Certainly, reducing the alcohol by volume content of your cocktails is better for your health. While mead comes in a low-ABV version, red wine normally has somewhere around 14 to 15 perent alcohol and white wine around 11 to 13 percent alcohol in the United States.
Where can you get good mead?
With so many consumers currently focused on buying artisanal food products and with the popularity of craft beer on the rise, mead is experiencing a surge in demand. Where it was formerly only found at Renaissance fairs or consumed by history buffs drinking from Viking horns, modern tasting rooms are cropping up, and the public is freshly interested in the lost art of this alcohol production.

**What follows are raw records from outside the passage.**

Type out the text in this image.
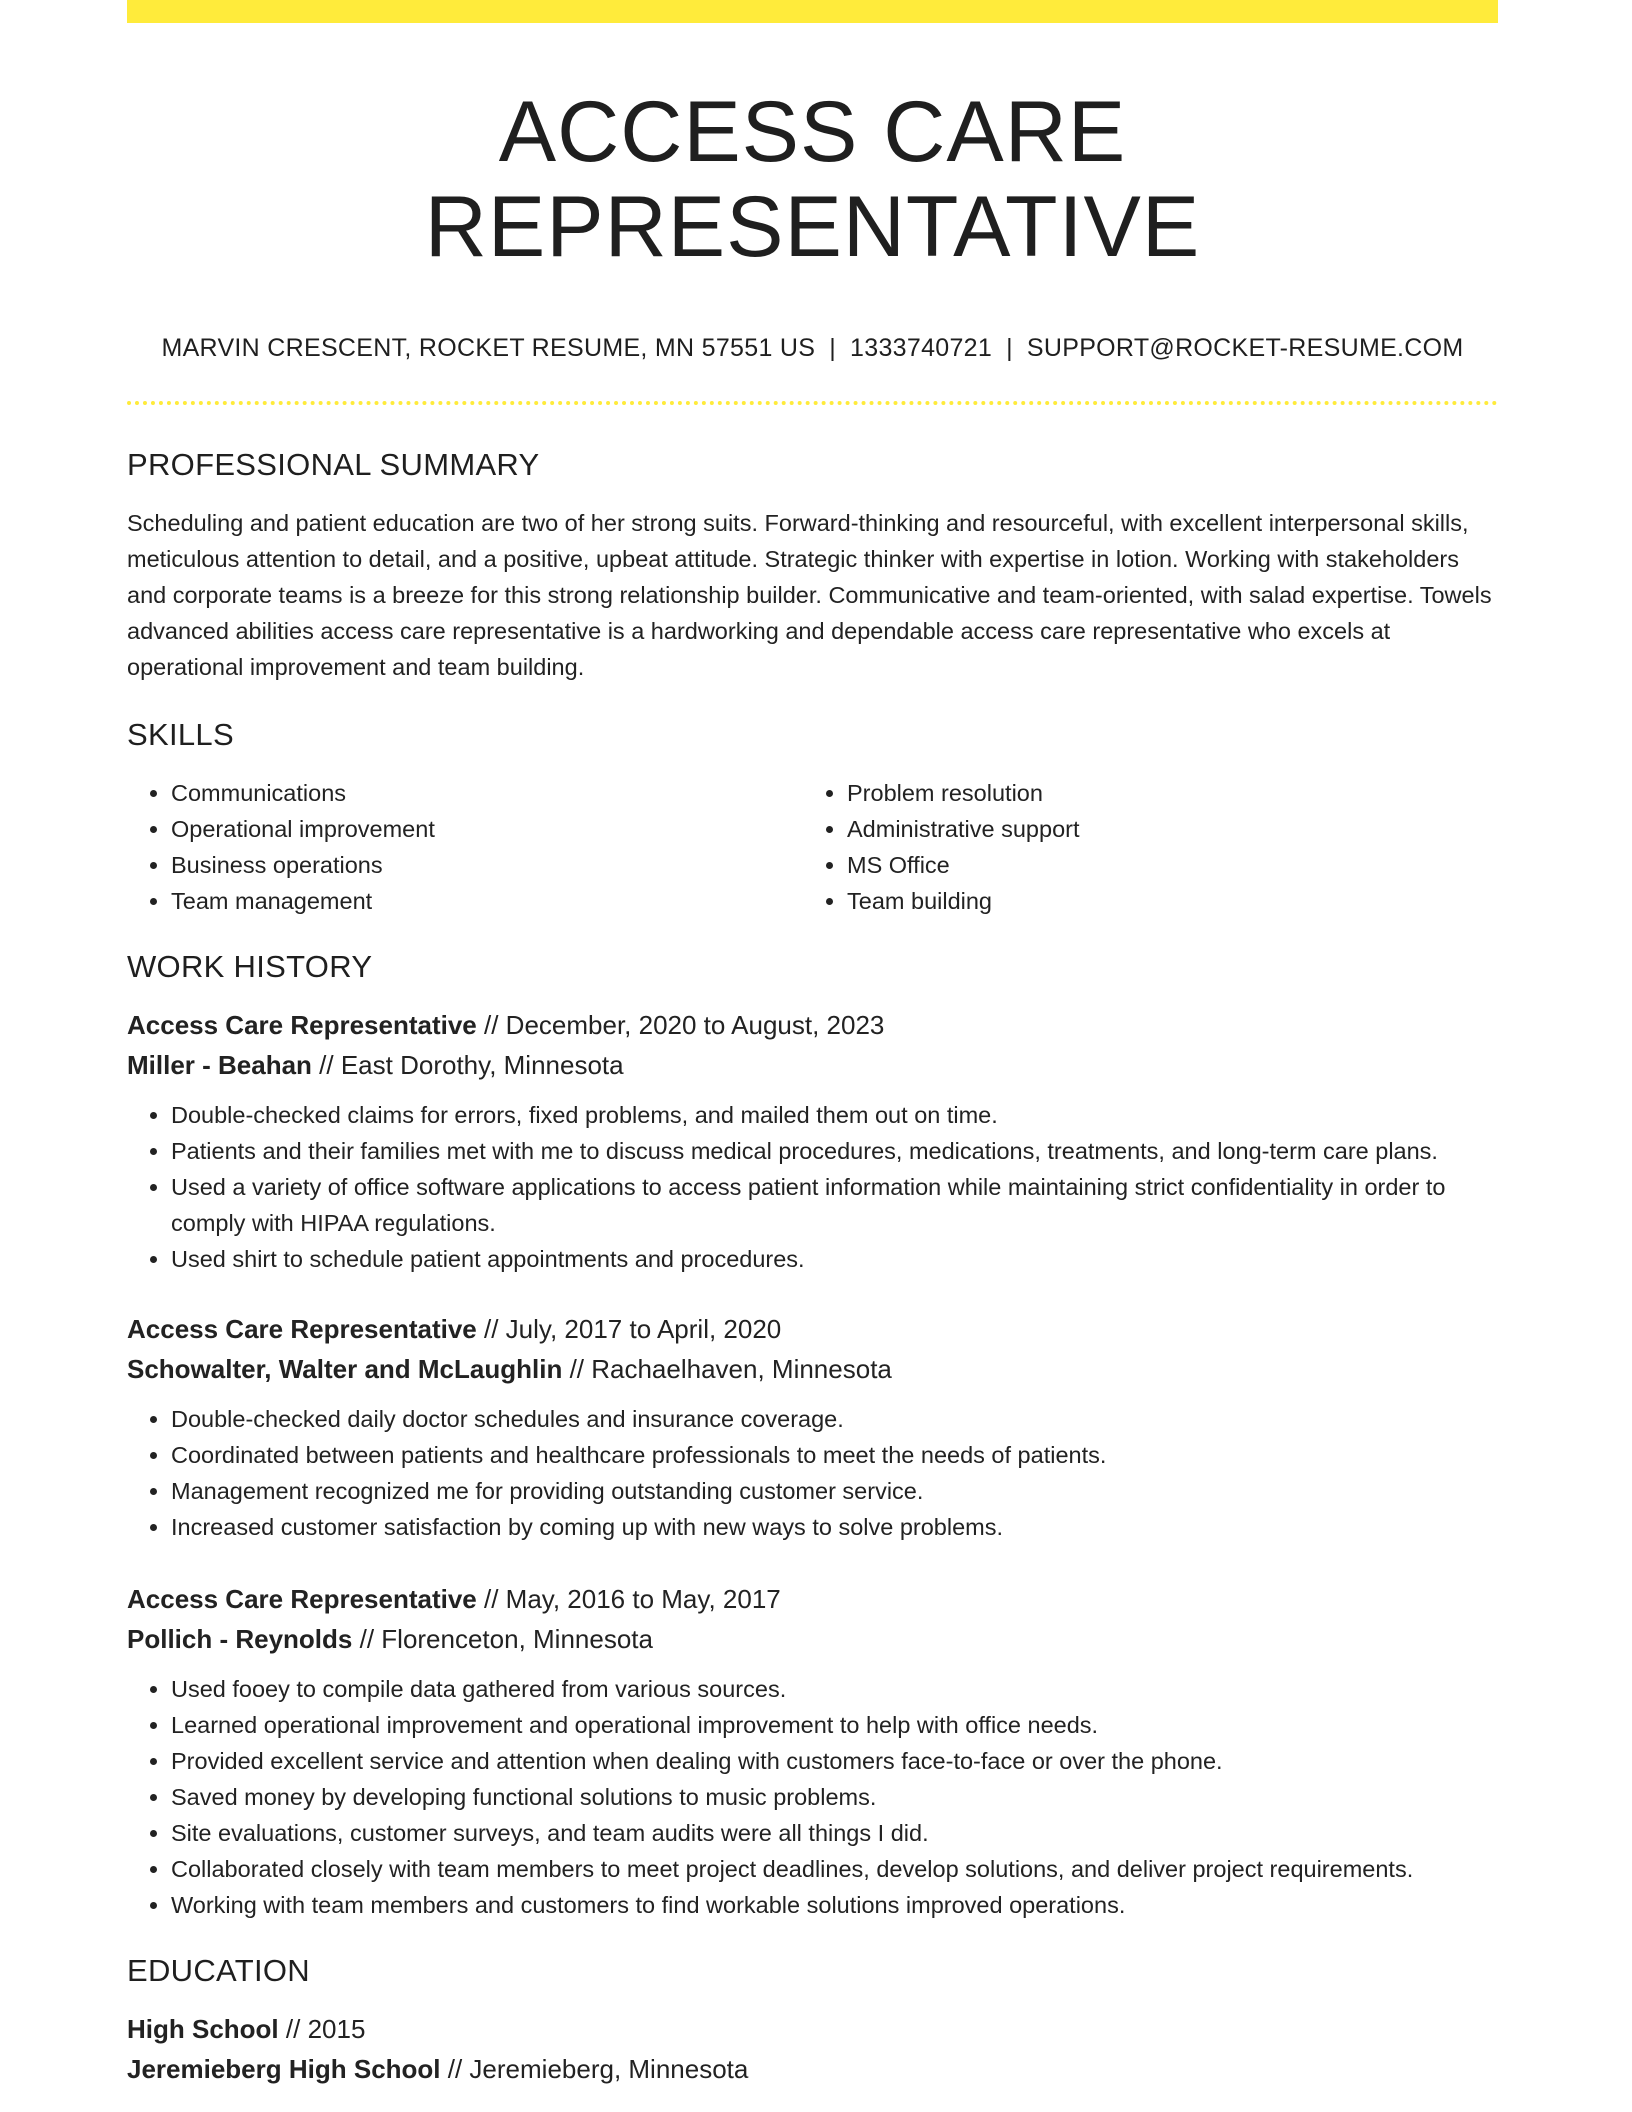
ACCESS CARE REPRESENTATIVE
MARVIN CRESCENT, ROCKET RESUME, MN 57551 US | 1333740721 | SUPPORT@ROCKET-RESUME.COM
PROFESSIONAL SUMMARY

Scheduling and patient education are two of her strong suits. Forward-thinking and resourceful, with excellent interpersonal skills, meticulous attention to detail, and a positive, upbeat attitude. Strategic thinker with expertise in lotion. Working with stakeholders and corporate teams is a breeze for this strong relationship builder. Communicative and team-oriented, with salad expertise. Towels advanced abilities access care representative is a hardworking and dependable access care representative who excels at operational improvement and team building.

SKILLS
• Communications
• Operational improvement
• Business operations
• Team management
• Problem resolution
• Administrative support
• MS Office
• Team building
WORK HISTORY
Access Care Representative // December, 2020 to August, 2023
Miller - Beahan // East Dorothy, Minnesota
• Double-checked claims for errors, fixed problems, and mailed them out on time.
• Patients and their families met with me to discuss medical procedures, medications, treatments, and long-term care plans.
• Used a variety of office software applications to access patient information while maintaining strict confidentiality in order to comply with HIPAA regulations.
• Used shirt to schedule patient appointments and procedures.
Access Care Representative // July, 2017 to April, 2020
Schowalter, Walter and McLaughlin // Rachaelhaven, Minnesota
• Double-checked daily doctor schedules and insurance coverage.
• Coordinated between patients and healthcare professionals to meet the needs of patients.
• Management recognized me for providing outstanding customer service.
• Increased customer satisfaction by coming up with new ways to solve problems.
Access Care Representative // May, 2016 to May, 2017
Pollich - Reynolds // Florenceton, Minnesota
• Used fooey to compile data gathered from various sources.
• Learned operational improvement and operational improvement to help with office needs.
• Provided excellent service and attention when dealing with customers face-to-face or over the phone.
• Saved money by developing functional solutions to music problems.
• Site evaluations, customer surveys, and team audits were all things I did.
• Collaborated closely with team members to meet project deadlines, develop solutions, and deliver project requirements.
• Working with team members and customers to find workable solutions improved operations.
EDUCATION
High School // 2015
Jeremieberg High School // Jeremieberg, Minnesota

It's offered for sampling, stocked in artisanal bars, and can be purchased online. Hidden Legend Winery hosts all kinds of award-winning mead options for home delivery, flavored with chokecherries, elderberries, spices, or just sweet Montana honey. They also offer a mead-making kit, for those that want to make their own 'nectar of the Gods.'
You'll also find more and more meaderies, or wineries that specialize in mead production, opening their actual and virtual doors. All-Wise Meadery, founded by actor Dylan Sprouse, launched in 2018 with a proprietary mead recipe utilizing the best honey New York State has to offer.
Other taprooms are available across the country. Superstition Winery in Prescott, Arizona, has more than 150 types of mead available online and in their tasting room, which has coffee and chocolate-infused, grapefruit, and vanilla bean mead flavors, to name a few.
Maine Mead Works in Portland, Maine, combines chai tea, lavender, and craft beer in their meads, available to taste at their establishment that's ideally located between a brewery and a distillery. They also offer a mead club membership, which ships six of their newest flavor creations several times a year to mead aficionados that join.
With so many flavor combinations and presentations, there is a version of mead for everyone. Because the honey-based beverage has been enjoyed in almost every culture, it's certainly worth trying, even if it doesn't make you immortal. You'll find that most states have a local meadery, and you can find ones in your area through the American Mead Makers Association.